I also heard a number of compelling arguments suggesting that the average prepaid consumer isn’t ready for the new smart phones, the applications that run on these smart phones, & new technologies such as Near Field Communication (NFC). Oscar Munoz, President of Uni-Mas Corporation, provided compelling arguments that the average prepaid consumer can’t afford today’s smart phones & that technologies such as NFC are just to far out to invest in for today’s market. Munuz of course didn’t argue that smart phones & new technologies such as NFC would eventually reach the prepaid consumer. He simply suggested that it’s still a few years down the road & that we need to focus on the reality of today.

On day 3, Joel Stanton of Lightspeed Research presented on the value that exists in today’s alternative prepaid market. He discussed the pros & cons with of both the closed-loop & opened-loop gift card industry. Stanton’s presentation was then followed by a discussion on how to best distribute prepaid card solutions. Thomas Honey of Better ATM Services discussed the numerous problems with the distribution of gift cards & cited specific examples such as banks offering VISA & MasterCard gift cards.

Looking back on this year’s show & the topics that were discussed we noticed a significant shift in attention towards the mobile market. We too believe that the mobile market offers huge potential for prepaid. As network speeds increase & mobile phone operating systems, mobile devices, & the mobile networks continue to open up there is an abundance of opportunity for companies to leverage the services & applications that can be developed for this market.

Our hats off to the folks at the Prepaid Press who were able to put together such an exciting & informative event. It was definitely worth us attending, it was great for our customers, & we look forward to maturing the many new relationships that were made at this year’s event.

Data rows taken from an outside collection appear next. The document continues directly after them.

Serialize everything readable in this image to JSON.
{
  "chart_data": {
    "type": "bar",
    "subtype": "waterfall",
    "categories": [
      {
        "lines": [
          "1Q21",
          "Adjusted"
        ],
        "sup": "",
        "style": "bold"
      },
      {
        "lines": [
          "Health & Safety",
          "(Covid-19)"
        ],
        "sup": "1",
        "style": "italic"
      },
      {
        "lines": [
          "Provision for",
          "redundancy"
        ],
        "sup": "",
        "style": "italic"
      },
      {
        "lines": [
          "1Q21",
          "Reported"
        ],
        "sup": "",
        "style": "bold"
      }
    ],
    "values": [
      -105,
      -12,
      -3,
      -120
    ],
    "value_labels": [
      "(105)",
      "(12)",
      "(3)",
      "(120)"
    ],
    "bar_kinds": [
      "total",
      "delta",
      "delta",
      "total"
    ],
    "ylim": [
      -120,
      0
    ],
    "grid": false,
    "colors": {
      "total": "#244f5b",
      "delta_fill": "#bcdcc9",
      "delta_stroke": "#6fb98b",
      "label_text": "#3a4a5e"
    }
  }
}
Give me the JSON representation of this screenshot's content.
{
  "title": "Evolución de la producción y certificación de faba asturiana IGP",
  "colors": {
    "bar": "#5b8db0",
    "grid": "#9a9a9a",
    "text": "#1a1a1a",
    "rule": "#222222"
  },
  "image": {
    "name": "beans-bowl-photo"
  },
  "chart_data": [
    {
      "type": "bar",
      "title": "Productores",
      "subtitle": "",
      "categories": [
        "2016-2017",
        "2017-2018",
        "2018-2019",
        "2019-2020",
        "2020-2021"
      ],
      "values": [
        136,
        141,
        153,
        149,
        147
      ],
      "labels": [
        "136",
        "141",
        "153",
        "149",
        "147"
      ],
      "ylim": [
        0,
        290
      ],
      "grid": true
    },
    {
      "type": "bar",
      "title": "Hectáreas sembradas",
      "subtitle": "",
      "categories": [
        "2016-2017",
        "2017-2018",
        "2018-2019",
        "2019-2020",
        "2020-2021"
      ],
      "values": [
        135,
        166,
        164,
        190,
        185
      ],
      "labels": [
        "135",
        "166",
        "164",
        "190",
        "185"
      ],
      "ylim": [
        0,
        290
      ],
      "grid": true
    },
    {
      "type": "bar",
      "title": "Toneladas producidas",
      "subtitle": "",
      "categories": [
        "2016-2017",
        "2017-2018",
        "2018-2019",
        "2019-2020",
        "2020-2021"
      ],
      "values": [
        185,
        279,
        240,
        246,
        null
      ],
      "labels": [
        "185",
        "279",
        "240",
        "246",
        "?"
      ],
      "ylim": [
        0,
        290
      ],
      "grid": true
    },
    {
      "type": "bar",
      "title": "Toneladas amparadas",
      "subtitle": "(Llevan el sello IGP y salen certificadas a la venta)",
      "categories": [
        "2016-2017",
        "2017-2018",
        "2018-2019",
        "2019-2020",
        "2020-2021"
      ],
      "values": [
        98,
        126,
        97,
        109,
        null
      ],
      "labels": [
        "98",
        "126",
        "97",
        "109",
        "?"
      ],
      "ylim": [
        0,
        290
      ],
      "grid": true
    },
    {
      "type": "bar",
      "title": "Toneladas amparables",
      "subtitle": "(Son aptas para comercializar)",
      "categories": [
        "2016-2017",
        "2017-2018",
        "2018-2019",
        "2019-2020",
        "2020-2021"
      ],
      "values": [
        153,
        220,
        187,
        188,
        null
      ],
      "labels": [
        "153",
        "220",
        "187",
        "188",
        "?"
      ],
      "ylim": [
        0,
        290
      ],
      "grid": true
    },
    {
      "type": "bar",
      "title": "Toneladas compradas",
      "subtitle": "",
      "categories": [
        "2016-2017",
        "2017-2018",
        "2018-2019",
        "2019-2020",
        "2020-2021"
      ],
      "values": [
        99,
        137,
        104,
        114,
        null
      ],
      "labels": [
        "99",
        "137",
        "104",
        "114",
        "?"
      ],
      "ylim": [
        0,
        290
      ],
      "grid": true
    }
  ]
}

Battle for Mobile OS Dominance

June 26, 2008

In a previous post I commented on how the open-source development community responded negatively to comments made by Dr. Ari Jaaksi, VP of Software & Head of Open-Source Operations for Nokia. Dr. Jaaksi suggested that the open-source community needed to learn a thing or two about the mobile space & that the community needed to change their current approach for developing software applications due to the out-of-date business rules that are still enforced by the mobile industry.

Two days ago Nokia, the world’s largest mobile phone maker, made a very different statement when they made a move to buy up the remaining ownership in the smartphone software maker Symbian. If the $410 million deal goes through, Nokia will retain 47.9% majority ownership of Symbian. This move by Nokia indicates concern for those lower-cost mobile phone operating systems from Google Android & the LiMo Foundation.

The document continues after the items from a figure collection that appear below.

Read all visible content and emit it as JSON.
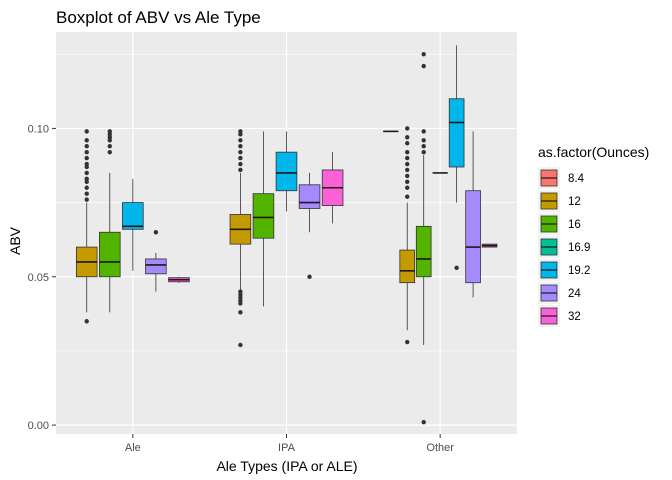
{
  "chart_data": {
    "type": "boxplot",
    "title": "Boxplot of ABV vs Ale Type",
    "xlabel": "Ale Types (IPA or ALE)",
    "ylabel": "ABV",
    "categories": [
      "Ale",
      "IPA",
      "Other"
    ],
    "ylim": [
      -0.003,
      0.1325
    ],
    "yticks": [
      0.0,
      0.05,
      0.1
    ],
    "ytick_labels": [
      "0.00",
      "0.05",
      "0.10"
    ],
    "grid": true,
    "background": "#ebebeb",
    "legend": {
      "title": "as.factor(Ounces)",
      "placement": "right",
      "entries": [
        {
          "label": "8.4",
          "color": "#F8766D"
        },
        {
          "label": "12",
          "color": "#C49A00"
        },
        {
          "label": "16",
          "color": "#53B400"
        },
        {
          "label": "16.9",
          "color": "#00C094"
        },
        {
          "label": "19.2",
          "color": "#00B6EB"
        },
        {
          "label": "24",
          "color": "#A58AFF"
        },
        {
          "label": "32",
          "color": "#FB61D7"
        }
      ]
    },
    "groups": [
      {
        "category": "Ale",
        "boxes": [
          {
            "ounces": "12",
            "min": 0.038,
            "q1": 0.05,
            "median": 0.055,
            "q3": 0.06,
            "max": 0.075,
            "outliers": [
              0.035,
              0.076,
              0.078,
              0.08,
              0.082,
              0.083,
              0.085,
              0.087,
              0.088,
              0.09,
              0.092,
              0.094,
              0.096,
              0.099
            ]
          },
          {
            "ounces": "16",
            "min": 0.038,
            "q1": 0.05,
            "median": 0.055,
            "q3": 0.065,
            "max": 0.085,
            "outliers": [
              0.092,
              0.094,
              0.096,
              0.097,
              0.098,
              0.099
            ]
          },
          {
            "ounces": "19.2",
            "min": 0.052,
            "q1": 0.066,
            "median": 0.067,
            "q3": 0.075,
            "max": 0.083,
            "outliers": []
          },
          {
            "ounces": "24",
            "min": 0.045,
            "q1": 0.051,
            "median": 0.054,
            "q3": 0.056,
            "max": 0.058,
            "outliers": [
              0.065
            ]
          },
          {
            "ounces": "32",
            "min": 0.048,
            "q1": 0.0483,
            "median": 0.049,
            "q3": 0.0497,
            "max": 0.05,
            "outliers": []
          }
        ]
      },
      {
        "category": "IPA",
        "boxes": [
          {
            "ounces": "12",
            "min": 0.045,
            "q1": 0.061,
            "median": 0.066,
            "q3": 0.071,
            "max": 0.085,
            "outliers": [
              0.027,
              0.038,
              0.041,
              0.042,
              0.043,
              0.044,
              0.045,
              0.086,
              0.088,
              0.09,
              0.092,
              0.094,
              0.096,
              0.098,
              0.099
            ]
          },
          {
            "ounces": "16",
            "min": 0.04,
            "q1": 0.063,
            "median": 0.07,
            "q3": 0.078,
            "max": 0.099,
            "outliers": []
          },
          {
            "ounces": "19.2",
            "min": 0.072,
            "q1": 0.079,
            "median": 0.085,
            "q3": 0.092,
            "max": 0.099,
            "outliers": []
          },
          {
            "ounces": "24",
            "min": 0.065,
            "q1": 0.073,
            "median": 0.075,
            "q3": 0.081,
            "max": 0.085,
            "outliers": [
              0.05
            ]
          },
          {
            "ounces": "32",
            "min": 0.068,
            "q1": 0.074,
            "median": 0.08,
            "q3": 0.086,
            "max": 0.092,
            "outliers": []
          }
        ]
      },
      {
        "category": "Other",
        "boxes": [
          {
            "ounces": "8.4",
            "min": 0.099,
            "q1": 0.099,
            "median": 0.099,
            "q3": 0.099,
            "max": 0.099,
            "outliers": []
          },
          {
            "ounces": "12",
            "min": 0.032,
            "q1": 0.048,
            "median": 0.052,
            "q3": 0.059,
            "max": 0.075,
            "outliers": [
              0.028,
              0.077,
              0.08,
              0.082,
              0.084,
              0.086,
              0.088,
              0.09,
              0.092,
              0.095,
              0.097,
              0.1
            ]
          },
          {
            "ounces": "16",
            "min": 0.027,
            "q1": 0.05,
            "median": 0.056,
            "q3": 0.067,
            "max": 0.091,
            "outliers": [
              0.001,
              0.092,
              0.094,
              0.096,
              0.099,
              0.121,
              0.125
            ]
          },
          {
            "ounces": "16.9",
            "min": 0.085,
            "q1": 0.085,
            "median": 0.085,
            "q3": 0.085,
            "max": 0.085,
            "outliers": []
          },
          {
            "ounces": "19.2",
            "min": 0.075,
            "q1": 0.087,
            "median": 0.102,
            "q3": 0.11,
            "max": 0.128,
            "outliers": [
              0.053
            ]
          },
          {
            "ounces": "24",
            "min": 0.043,
            "q1": 0.048,
            "median": 0.06,
            "q3": 0.079,
            "max": 0.099,
            "outliers": []
          },
          {
            "ounces": "32",
            "min": 0.06,
            "q1": 0.06,
            "median": 0.0605,
            "q3": 0.061,
            "max": 0.061,
            "outliers": []
          }
        ]
      }
    ]
  }
}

With the mobile market heating up & businesses moving quickly to develop mobile applications it is key for Nokia to be running an OS which is widely accepted by the development community. Today, Symbian is used in two-thirds of smartphones being sold. Symbian’s closest rival is Microsoft’s Windows Mobile OS, which has just 13% of the market. Of course, both Apple & Google plan to gain a piece of this market very quickly. Apple has been making a lot of noise with its new software release for the 3G iPhone & although rumored to be behind Google is sure to gain a significant piece of this market when its Android software is released.

The good news for application developers & businesses is that we’ll have options when deciding which devices & operating systems we want to develop applications for. Because of the increased competition in this market both device & OS manufactures will be more likely to bend & do more to ensure we are using their solution & not their competitors.